People v Dobbins
2014 NY Slip Op 09146 [123 AD3d 1140]
December 31, 2014
Appellate Division, Second Department
Published by New York State Law Reporting Bureau pursuant to Judiciary Law § 431.
As corrected through Wednesday, January 28, 2015

 The People of the State of New York, Respondent,
Gillian Dobbins, Appellant.

James L. Iannone, Williston Park, N.Y., for appellant, and appellant pro se.

Kathleen M. Rice, District Attorney, Mineola, N.Y. (Yael V. Levy and Kevin C. King of counsel), for respondent.

Appeal by the defendant from a judgment of the Supreme Court, Nassau County (Robbins, J.), rendered March 26, 2009, convicting him of robbery in the first degree (four counts) and criminal possession of a weapon in the third degree, upon a jury verdict, and imposing sentence. The appeal brings up for review the denial, after a hearing pursuant to a stipulation in lieu of motions (Honorof, J.), of the suppression of the defendant's statement to law enforcement officials.

Ordered that the judgment is affirmed.

The Supreme Court properly denied the defendant's motion to sever certain counts of the indictment. The separate offenses were properly joinable in a single indictment pursuant to CPL 200.20 (2) (b), since the nature of the proof for each of the offenses was material and admissible as evidence upon the trial of the others (see People v Kirksey, 107 AD3d 825, 825 [2013]; People v Dayton, 66 AD3d 797, 797 [2009]; People v Killings, 55 AD3d 852, 852 [2008]). Inasmuch as the offenses were properly joined in one indictment from the outset, the court lacked the statutory authority to sever them (see CPL 200.20 [3]; People v Bongarzone, 69 NY2d 892, 895 [1987]; People v Kirksey, 107 AD3d at 825; People v Salnave, 41 AD3d 872, 873 [2007]).

Contrary to the defendant's contention, the evidence presented at the suppression hearing established that he knowingly, voluntarily, and intelligently waived his Miranda rights prior to making his statement to law enforcement officials (see Miranda v Arizona, 384 US 436 [1966]). " 'A defendant who refuses to sign a written waiver of his [or her] rights, including a Miranda rights card, may nevertheless orally waive his [or her] rights' " (People v Thornton, 87 AD3d 663, 664 [2011], quoting People v Saunders, 71 AD3d 1058, 1059 [2010]). Here, the defendant impliedly waived his rights by stating that he understood his rights and then willingly answering questions from law enforcement officials after declining to sign the waiver on the Miranda rights card with which he was provided (see People v Sirno, 76 NY2d 967, 968 [1990]; People v Thornton, 87 AD3d at 664; People v Ridgeway, 101 AD2d 555, 562 [1984], affd 64 NY2d 952 [1985]).

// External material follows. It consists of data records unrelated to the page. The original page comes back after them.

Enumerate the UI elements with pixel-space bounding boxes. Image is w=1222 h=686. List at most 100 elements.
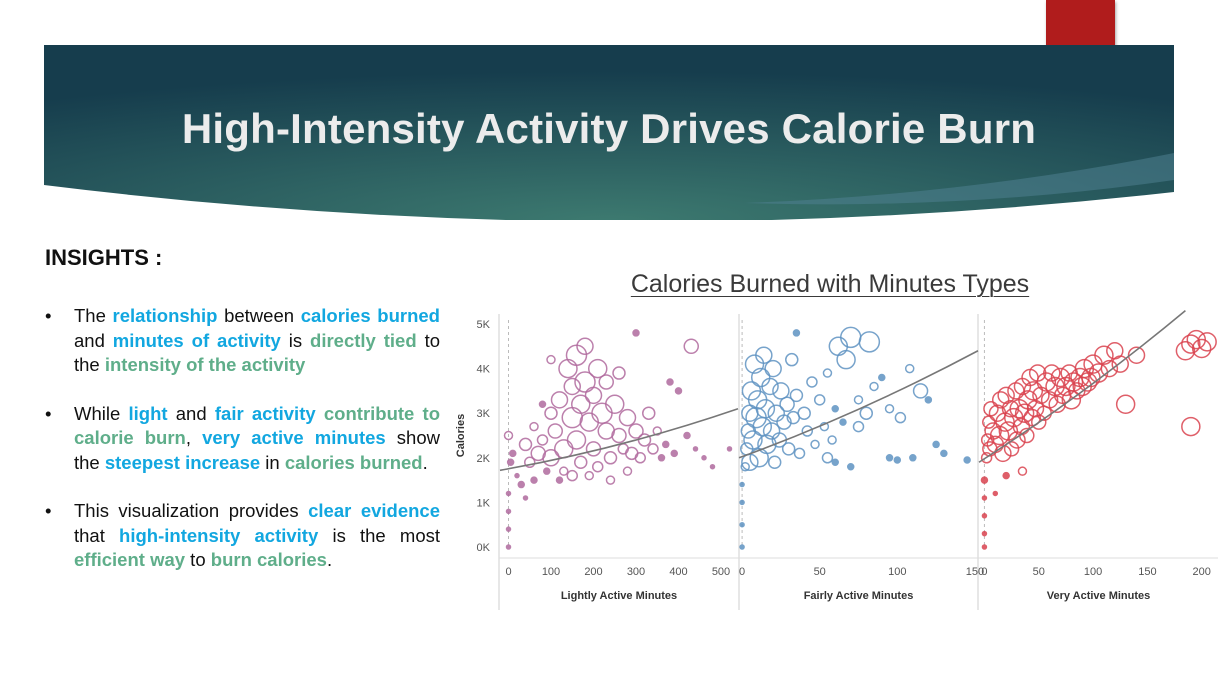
- bullet-dot-icon: •: [45, 402, 52, 424]
- data-point: [588, 358, 608, 379]
- data-point: [1001, 399, 1020, 418]
- data-point: [827, 435, 837, 445]
- data-point: [558, 358, 578, 379]
- data-point: [743, 430, 763, 450]
- data-point: [831, 404, 839, 413]
- data-point: [611, 427, 627, 444]
- data-point: [776, 414, 792, 430]
- highlight-blue: high-intensity activity: [119, 524, 319, 546]
- x-tick-label: 0: [505, 566, 511, 578]
- data-point: [517, 480, 525, 489]
- data-point: [505, 490, 512, 497]
- data-point: [505, 508, 512, 515]
- bullet-text: in: [260, 451, 285, 473]
- data-point: [909, 454, 917, 462]
- data-point: [749, 448, 769, 468]
- data-point: [603, 451, 618, 465]
- data-point: [772, 382, 790, 400]
- data-point: [554, 439, 574, 459]
- bullet-text: to: [185, 549, 211, 570]
- chart-title: Calories Burned with Minutes Types: [630, 270, 1030, 298]
- data-point: [963, 456, 971, 464]
- bullet-text: show the: [74, 427, 440, 473]
- data-point: [571, 394, 591, 415]
- data-point: [605, 475, 616, 485]
- data-point: [858, 331, 881, 353]
- data-point: [744, 354, 765, 374]
- x-axis-label: Fairly Active Minutes: [804, 590, 914, 602]
- data-point: [810, 439, 820, 450]
- data-point: [652, 426, 662, 436]
- x-tick-label: 500: [712, 566, 730, 578]
- highlight-blue: clear evidence: [308, 500, 441, 521]
- data-point: [797, 406, 811, 420]
- data-point: [992, 490, 999, 497]
- data-point: [793, 447, 806, 460]
- data-point: [801, 425, 814, 437]
- data-point: [846, 462, 855, 471]
- highlight-blue: fair activity: [214, 402, 316, 424]
- bullet-text: .: [326, 549, 333, 570]
- data-point: [828, 336, 849, 357]
- highlight-blue: very active minutes: [202, 427, 386, 448]
- data-point: [505, 544, 512, 550]
- bullet-text: ,: [185, 427, 203, 448]
- data-point: [940, 449, 948, 458]
- insight-bullet-2: • While light and fair activity contribut…: [45, 402, 440, 476]
- data-point: [836, 349, 856, 370]
- data-point: [1115, 394, 1136, 415]
- bullet-text: and: [74, 329, 113, 351]
- data-point: [559, 466, 569, 476]
- data-point: [767, 404, 785, 422]
- trend-line: [978, 310, 1186, 463]
- data-point: [662, 440, 670, 449]
- data-point: [618, 408, 637, 427]
- bullet-text: is the most: [318, 524, 440, 546]
- data-point: [1008, 431, 1026, 449]
- data-point: [576, 337, 594, 356]
- insight-bullet-3: • This visualization provides clear evide…: [45, 499, 440, 573]
- highlight-green: efficient way: [74, 549, 186, 570]
- data-point: [1197, 332, 1217, 352]
- scatter-chart: Calories 0K 1K 2K 3K 4K 5K 0 100 200 300 400 500 Ligh…: [450, 310, 1220, 615]
- data-point: [884, 403, 895, 414]
- data-point: [538, 400, 547, 409]
- bullet-text: is: [280, 329, 311, 351]
- data-point: [529, 421, 539, 432]
- data-point: [1181, 416, 1201, 437]
- x-tick-label: 50: [1033, 566, 1045, 578]
- data-point: [869, 381, 879, 392]
- data-point: [779, 396, 795, 413]
- insights-heading: INSIGHTS :: [45, 245, 163, 270]
- data-point: [657, 454, 666, 462]
- slide-title: High-Intensity Activity Drives Calorie B…: [181, 105, 1037, 152]
- highlight-green: directly tied: [310, 329, 417, 351]
- data-point: [506, 458, 515, 467]
- x-tick-label: 100: [542, 566, 560, 578]
- data-point: [574, 371, 596, 393]
- x-tick-label: 100: [1084, 566, 1102, 578]
- bullet-dot-icon: •: [45, 305, 52, 326]
- data-point: [781, 442, 796, 456]
- bullet-text: to the: [74, 329, 440, 376]
- data-point: [739, 544, 745, 550]
- data-point: [509, 449, 517, 458]
- data-point: [701, 455, 707, 461]
- data-point: [1094, 345, 1114, 365]
- bullet-text: and: [167, 402, 215, 424]
- data-point: [566, 430, 587, 450]
- data-point: [1017, 466, 1028, 476]
- data-point: [1100, 359, 1119, 378]
- x-tick-label: 0: [981, 566, 987, 578]
- data-point: [755, 398, 776, 419]
- data-point: [739, 499, 745, 506]
- data-point: [561, 406, 583, 429]
- data-point: [785, 352, 799, 367]
- highlight-green: intensity of the activity: [104, 354, 306, 375]
- bullet-text: that: [74, 524, 120, 546]
- data-point: [524, 456, 536, 469]
- data-point: [981, 530, 988, 537]
- data-point: [612, 366, 626, 380]
- data-point: [584, 386, 603, 405]
- data-point: [764, 359, 782, 378]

[*2] The defendant's contention that certain remarks made by the prosecutor during summation were improper is without merit, as the challenged remarks were within the broad bounds of rhetorical comment permissible in closing arguments, fair response to arguments made by defense counsel in summation, and fair comment upon the evidence (see People v Galloway, 54 NY2d 396, 400 [1981]; People v Ashwal, 39 NY2d 105, 109 [1976]; People v Rios, 105 AD3d 873, 873 [2013]).

The defendant's contention that the prosecutor improperly introduced evidence of an uncharged crime is unpreserved for appellate review. In any event, any error was harmless, as there was overwhelming evidence of the defendant's guilt, and no significant probability that the error contributed to the defendant's convictions (see People v Crimmins, 36 NY2d 230, 241-242 [1975]; People v Jones, 23 AD3d 399, 399 [2005]).

The defendant's remaining contention, raised in his pro se supplemental brief, pertains to matter dehors the record on appeal (see People v Cuesta, 103 AD3d 913, 916 [2013]; People v Redmond, 41 AD3d 514, 515-516 [2007]). Rivera, J.P., Skelos, Roman and Miller, JJ., concur.